Site icon Women Fitness

Preventing Middle Age Weight Gain: A Hard Job


Middle age begins at age 41 and it can be a very interesting time. The kids are older and maybe even out of the house. Your career and professional goals are being met and life may start to slow down a bit. A slower pace may be nice, but this isn’t the time to decrease your physical activity or start eating to many unhealthy foods at this time. Obesity in middle age leads to chronic health problems like cardiovascular disease,diabetes and dementia later in life.
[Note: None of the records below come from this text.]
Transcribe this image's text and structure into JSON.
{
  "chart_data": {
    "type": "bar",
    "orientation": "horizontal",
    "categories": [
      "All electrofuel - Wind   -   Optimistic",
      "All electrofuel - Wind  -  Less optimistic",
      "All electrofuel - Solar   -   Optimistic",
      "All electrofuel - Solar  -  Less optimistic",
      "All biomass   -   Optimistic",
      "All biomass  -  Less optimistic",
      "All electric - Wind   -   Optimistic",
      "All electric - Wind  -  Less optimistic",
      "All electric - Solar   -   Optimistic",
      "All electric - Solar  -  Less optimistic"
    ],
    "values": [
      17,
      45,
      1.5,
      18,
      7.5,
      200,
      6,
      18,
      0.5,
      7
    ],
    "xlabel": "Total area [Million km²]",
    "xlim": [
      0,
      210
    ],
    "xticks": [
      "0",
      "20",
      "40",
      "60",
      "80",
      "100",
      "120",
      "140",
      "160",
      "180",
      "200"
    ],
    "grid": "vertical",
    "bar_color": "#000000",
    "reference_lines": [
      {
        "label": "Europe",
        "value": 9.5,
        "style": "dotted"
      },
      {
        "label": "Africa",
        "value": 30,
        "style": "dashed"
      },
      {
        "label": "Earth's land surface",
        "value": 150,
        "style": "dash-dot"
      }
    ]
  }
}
There is plenty of research on how to lose weight and keep it off, but ”there’s very little research on preventing weight gain in the first place,” says the study lead author, I-Min Lee, ScD, an associate epidemiologist at Brigham and Women’s Hospital and associate professor of medicine at Harvard Medical School in Boston. Her team addressed this question, trying to pinpoint the amount of physical activity needed to prevent weight gain over time, without calorie restriction, a question that is much debated with little consensus.

The study results are no surprise to Suzanne Phelan, PhD, assistant professor of kinesiology at California Polytechnic State University in San Luis Obispo and adjunct assistant professor of research at Brown Medical School in Providence, R.I., who has researched the topic. In her recent research, Phelan found that women who have lost weight and are trying to maintain the loss may even have to put in a few more minutes a day than do normal-weight women who are just trying not to gain as they age.

Keeping a normal body weight is hard work, it requires a sincere effort and lot of determination.  As you age, you need to be more active and exercise a lot whether you are normal weight or maintaining a weight loss. The reason behind the fact is as we get older, our basal metabolic rate [calories burned at rest] goes down. Those who exercise can maintain muscle mass and perhaps not have as big a decrease as those who don’t.

Exercise and Weight Control: What to Do

Physical activity is always good for health. The  recommendation of 150 minutes a week is clearly enough to reduce your risk of developing many chronic diseases, but it appears not to be enough for weight control.

If you want to do physical activity to control your weight, you have to do a fairly high level of it, and by that we mean 60-80 minutes a day. Once you are overweight or obese it is hard for physical activity alone to control weight. It has to be balanced with caloric reduction.

Middle age for parents means that you’ll no longer be running around, doing laundry, going up the stairs five million times a day or cleaning as much. This sudden drop in activity can lead to weight gain if you don’t modify your diet. Try this simple technique to help you stay on track. Purchase a pedometer and wear it for one day. If you’re not taking 10,000 steps or at least close to it, you’re not getting enough exercise. By wearing that pedometer, you’ll be able to see just how close you are to that goal and you’ll be able to stave off the battle of the bulge. Also, too much or too little estrogen can lead to weight gain that is hard to control.

It has been estimated that ½ kilo (1 pound) of body fat equals around 16,000 kilojoules (or around 4,000 calories). So to lose ½ kilogram of body fat each week through exercise, we need to burn off approximately 2,500 kilojoules (600 calories) extra each day.

What counts as moderate?

If women choose to be more active — jogging, swimming laps, fast cycling, you only need 30 minutes a day. If an hour or 30 minutes still sounds overwhelming, you can do it in 10-minute bouts. Also you need to avoid start-stop exercise pattern. Exercise designed to prevent obesity may fall short of its benefits if the exercise is irregular, seasonal, or often interrupted.

Middle aged weight gain does not have to be inevitable and you don’t need to sit around hoping for the best. By meeting the problem head on and addressing it properly, you’ll be able to stay slimtoned and healthy throughout your middle ages and well into your golden years.